The Java EE 6 Tutorial

Validating Persistent Fields and Properties

The Java API for JavaBeans Validation (Bean Validation) provides a mechanism for validating application data. Bean Validation is integrated into the Java EE containers, allowing the same validation logic to be used in any of the tiers of an enterprise application.

Bean Validation constraints may be applied to persistent entity classes, embeddable classes, and mapped superclasses. By default, the Persistence provider will automatically perform validation on entities with persistent fields or properties annotated with Bean Validation constraints immediately after the PrePersist, PreUpdate, and PreRemove lifecycle events.

Bean Validation constraints are annotations applied to the fields or properties of Java programming language classes. Bean Validation provides a set of constraints as well as an API for defining custom constraints. Custom constraints can be specific combinations of the default constraints, or new constraints that don’t use the default constraints. Each constraint is associated with at least one validator class that validates the value of the constrained field or property. Custom constraint developers must also provide a validator class for the constraint.

Bean Validation constraints are applied to the persistent fields or properties of persistent classes. When adding Bean Validation constraints, use the same access strategy as the persistent class. That is, if the persistent class uses field access, apply the Bean Validation constraint annotations on the class’s fields. If the class uses property access, apply the constraints on the getter methods.

Table 9–2 lists Bean Validation’s built-in constraints, defined in the javax.validation.constraints package.

All the built-in constraints listed in Table 9–2 have a corresponding annotation, ConstraintName.List, for grouping multiple constraints of the same type on the same field or property. For example, the following persistent field has two @Pattern constraints:

@Pattern.List({
    @Pattern(regexp="..."),
    @Pattern(regexp="...")
})

The following entity class, Contact, has Bean Validation constraints applied to its persistent fields.

@Entity
public class Contact implements Serializable {
    private static final long serialVersionUID = 1L;
    @Id
    @GeneratedValue(strategy = GenerationType.AUTO)
    private Long id;
    @NotNull
    protected String firstName;
    @NotNull
    protected String lastName;
    @Pattern(regexp="[a-z0-9!#$%&'*+/=?^_`{|}~-]+(?:\\."
        +"[a-z0-9!#$%&'*+/=?^_`{|}~-]+)*@"
        +"(?:[a-z0-9](?:[a-z0-9-]*[a-z0-9])?\\.)+[a-z0-9](?:[a-z0-9-]*[a-z0-9])?",
             message="{invalid.email}")
    protected String email;
    @Pattern(regexp="^\\(?(\\d{3})\\)?[- ]?(\\d{3})[- ]?(\\d{4})$",
             message="{invalid.phonenumber}")
    protected String mobilePhone;
    @Pattern(regexp="^\\(?(\\d{3})\\)?[- ]?(\\d{3})[- ]?(\\d{4})$",
             message="{invalid.phonenumber}")
    protected String homePhone;
    @Temporal(javax.persistence.TemporalType.DATE)
    @Past
    protected Date birthday;
    ...
}

The @NotNull annotation on the firstName and lastName fields specifies that those fields are now required. If a new Contact instance is created where firstName or lastName have not been initialized, Bean Validation will throw a validation error. Similarly, if a previously created instance of Contact has been modified so that firstName or lastName are null, a validation error will be thrown.

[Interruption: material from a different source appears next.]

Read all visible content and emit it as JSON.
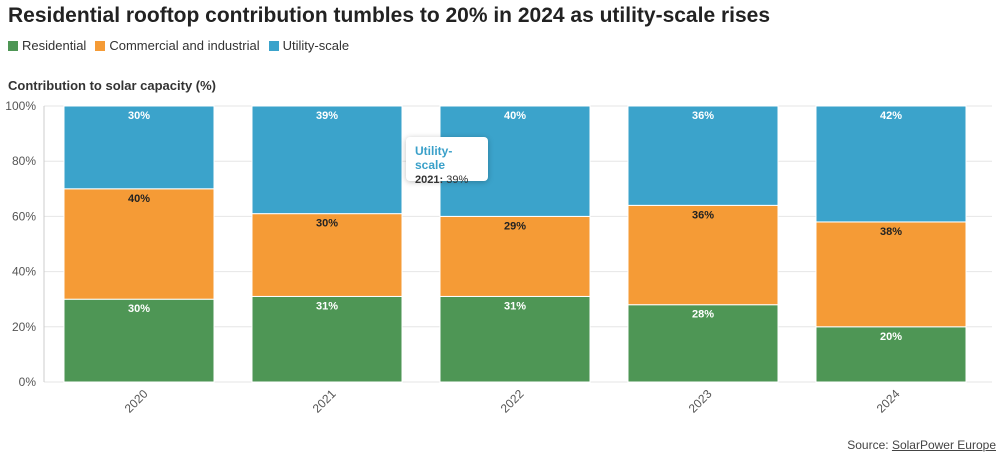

The email field has a @Pattern constraint applied to it, with a complicated regular expression that matches most valid email addresses. If the value of email doesn’t match this regular expression, a validation error will be thrown.

The homePhone and mobilePhone fields have the same @Pattern constraints. The regular expression matches 10 digit telephone numbers in the United States and Canada of the form (xxx) xxxxxxx.

The birthday field is annotated with the @Past constraint, which ensures that the value of birthday must be in the past.